C'est premièrement de s'assurer qu'on accueille bien les gens du peuple autochtone, qu'ils se sentent bien sous nos toits, qu'on les accompagne dans tout leur parcours pédagogique qu'ils souhaitent, explique la vice-rectrice de l’Université de Moncton, campus d'Edmundston, Madeleine Dubé.

Un coordonnateur sera embauché et chargé de développer des outils avec la communauté malécite pour faciliter l'intégration des jeunes Autochtones au campus. Il y aura aussi une composante de sensibilisation du personnel à la culture autochtone.

Les professeurs auront également un rôle important à jouer en matière de projets de recherche et de modification des programmes. Comment on peut intégrer les perspectives autochtones, les connaissances et aussi les modes de connaissance autochtone dans les cours, souligne la professeure de littérature Pénélope Cormier.
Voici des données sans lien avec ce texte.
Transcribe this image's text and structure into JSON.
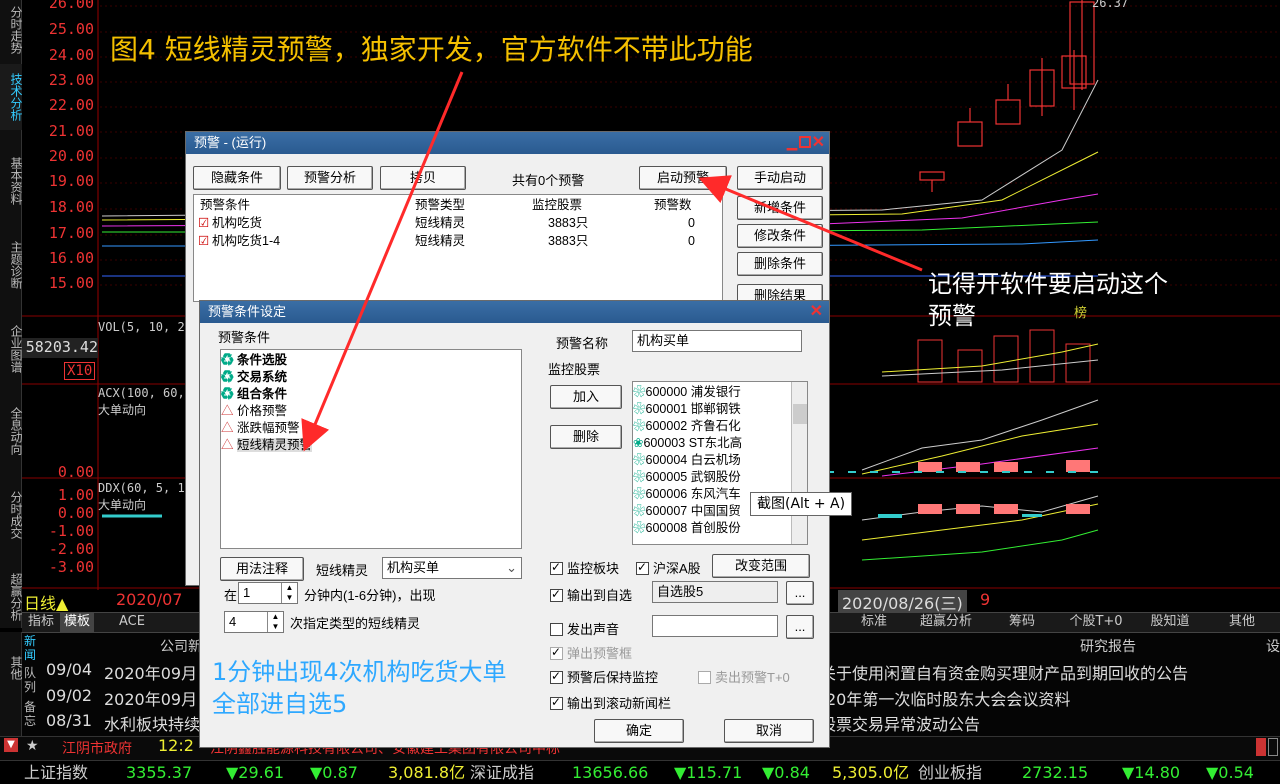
{
  "annotation": {
    "title": "图4 短线精灵预警，独家开发，官方软件不带此功能",
    "reminder_line1": "记得开软件要启动这个",
    "reminder_line2": "预警",
    "bottom_line1": "1分钟出现4次机构吃货大单",
    "bottom_line2": "全部进自选5",
    "tooltip": "截图(Alt + A)"
  },
  "left_tabs": [
    "分时走势",
    "技术分析",
    "基本资料",
    "主题诊断",
    "企业图谱",
    "全息动向",
    "分时成交",
    "超赢分析",
    "其他"
  ],
  "chart": {
    "y_ticks": [
      "26.00",
      "25.00",
      "24.00",
      "23.00",
      "22.00",
      "21.00",
      "20.00",
      "19.00",
      "18.00",
      "17.00",
      "16.00",
      "15.00"
    ],
    "high_label": "26.37",
    "vol_label": "VOL(5, 10, 20",
    "vol_value": "58203.42",
    "vol_unit": "X10",
    "acx_label": "ACX(100, 60,",
    "acx_sub": "大单动向",
    "acx_zero": "0.00",
    "ddx_label": "DDX(60, 5, 10",
    "ddx_sub": "大单动向",
    "ddx_ticks": [
      "1.00",
      "0.00",
      "-1.00",
      "-2.00",
      "-3.00"
    ],
    "rank_tag": "榜",
    "period": "日线▲",
    "date_left": "2020/07",
    "date_right": "2020/08/26(三)",
    "date_right_extra": "9"
  },
  "tabbar": {
    "left_items": [
      "指标",
      "模板",
      "ACE"
    ],
    "right_items": [
      "标准",
      "超赢分析",
      "筹码",
      "个股T+0",
      "股知道",
      "其他"
    ]
  },
  "news": {
    "side_tabs": [
      "新闻",
      "队列",
      "备忘"
    ],
    "left_header": "公司新",
    "right_header": "研究报告",
    "right_header_short": "设",
    "rows": [
      {
        "date": "09/04",
        "left": "2020年09月",
        "right": "关于使用闲置自有资金购买理财产品到期回收的公告"
      },
      {
        "date": "09/02",
        "left": "2020年09月",
        "right": "20年第一次临时股东大会会议资料"
      },
      {
        "date": "08/31",
        "left": "水利板块持续",
        "right": "股票交易异常波动公告"
      }
    ]
  },
  "statusbar": {
    "star": "★",
    "place": "江阴市政府",
    "time": "12:2",
    "ticker": "江阴鑫胜能源科技有限公司、安徽建工集团有限公司中标"
  },
  "indices": [
    {
      "name": "上证指数",
      "value": "3355.37",
      "change": "▼29.61",
      "pct": "▼0.87",
      "amount": "3,081.8亿"
    },
    {
      "name": "深证成指",
      "value": "13656.66",
      "change": "▼115.71",
      "pct": "▼0.84",
      "amount": "5,305.0亿"
    },
    {
      "name": "创业板指",
      "value": "2732.15",
      "change": "▼14.80",
      "pct": "▼0.54",
      "amount": ""
    }
  ],
  "alert_dialog": {
    "title": "预警 - (运行)",
    "btn_hide": "隐藏条件",
    "btn_analyze": "预警分析",
    "btn_copy": "拷贝",
    "count_text": "共有0个预警",
    "btn_start": "启动预警",
    "btn_manual": "手动启动",
    "btn_new": "新增条件",
    "btn_modify": "修改条件",
    "btn_delete": "删除条件",
    "btn_clear": "删除结果",
    "headers": [
      "预警条件",
      "预警类型",
      "监控股票",
      "预警数"
    ],
    "rows": [
      {
        "name": "机构吃货",
        "type": "短线精灵",
        "stocks": "3883只",
        "count": "0"
      },
      {
        "name": "机构吃货1-4",
        "type": "短线精灵",
        "stocks": "3883只",
        "count": "0"
      }
    ]
  },
  "cond_dialog": {
    "title": "预警条件设定",
    "group_label": "预警条件",
    "tree": [
      {
        "icon": "♻",
        "label": "条件选股",
        "bold": true
      },
      {
        "icon": "♻",
        "label": "交易系统",
        "bold": true
      },
      {
        "icon": "♻",
        "label": "组合条件",
        "bold": true
      },
      {
        "icon": "△",
        "label": "价格预警",
        "bold": false
      },
      {
        "icon": "△",
        "label": "涨跌幅预警",
        "bold": false
      },
      {
        "icon": "△",
        "label": "短线精灵预警",
        "bold": false
      }
    ],
    "btn_usage": "用法注释",
    "type_label": "短线精灵",
    "type_select": "机构买单",
    "in_label": "在",
    "minutes_value": "1",
    "minutes_text": "分钟内(1-6分钟)，出现",
    "times_value": "4",
    "times_text": "次指定类型的短线精灵",
    "name_label": "预警名称",
    "name_value": "机构买单",
    "monitor_label": "监控股票",
    "btn_add": "加入",
    "btn_remove": "删除",
    "stocks": [
      {
        "code": "600000",
        "name": "浦发银行"
      },
      {
        "code": "600001",
        "name": "邯郸钢铁"
      },
      {
        "code": "600002",
        "name": "齐鲁石化"
      },
      {
        "code": "600003",
        "name": "ST东北高"
      },
      {
        "code": "600004",
        "name": "白云机场"
      },
      {
        "code": "600005",
        "name": "武钢股份"
      },
      {
        "code": "600006",
        "name": "东风汽车"
      },
      {
        "code": "600007",
        "name": "中国国贸"
      },
      {
        "code": "600008",
        "name": "首创股份"
      }
    ],
    "chk_board": "监控板块",
    "chk_hs": "沪深A股",
    "btn_range": "改变范围",
    "chk_output": "输出到自选",
    "output_value": "自选股5",
    "chk_sound": "发出声音",
    "chk_popup": "弹出预警框",
    "chk_keep": "预警后保持监控",
    "chk_sell": "卖出预警T+0",
    "chk_scroll": "输出到滚动新闻栏",
    "btn_ok": "确定",
    "btn_cancel": "取消",
    "dots": "..."
  }
}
Madeleine Dubé en entrevue dans son bureau.

La vice-rectrice de l’Université de Moncton, campus d'Edmundston, Madeleine Dubé, explique que le centre a pour but de mieux accueillir et accompagner les Autochtones durant leurs études.

Photo : Radio-Canada / Bernard LeBel

Des Malécites dont la langue maternelle est le français préfèrent dans bien des cas étudier en anglais à l'Université du Nouveau-Brunswick, selon Jessica Gagnon, parce qu'il y existe déjà un centre autochtone. Elle croit que l’établissement d'un centre semblable au campus d'Edmundston appuiera le recrutement.

Ça va les encourager à venir ici. Ça va les encourager à se dire : “J'ai quelque part pour moi, où j'appartiens”, dit-elle.

L'Université de Moncton a trois ans pour développer son centre autochtone. Après quoi, elle devra trouver d'autres sources de financement pour assurer sa viabilité à long terme.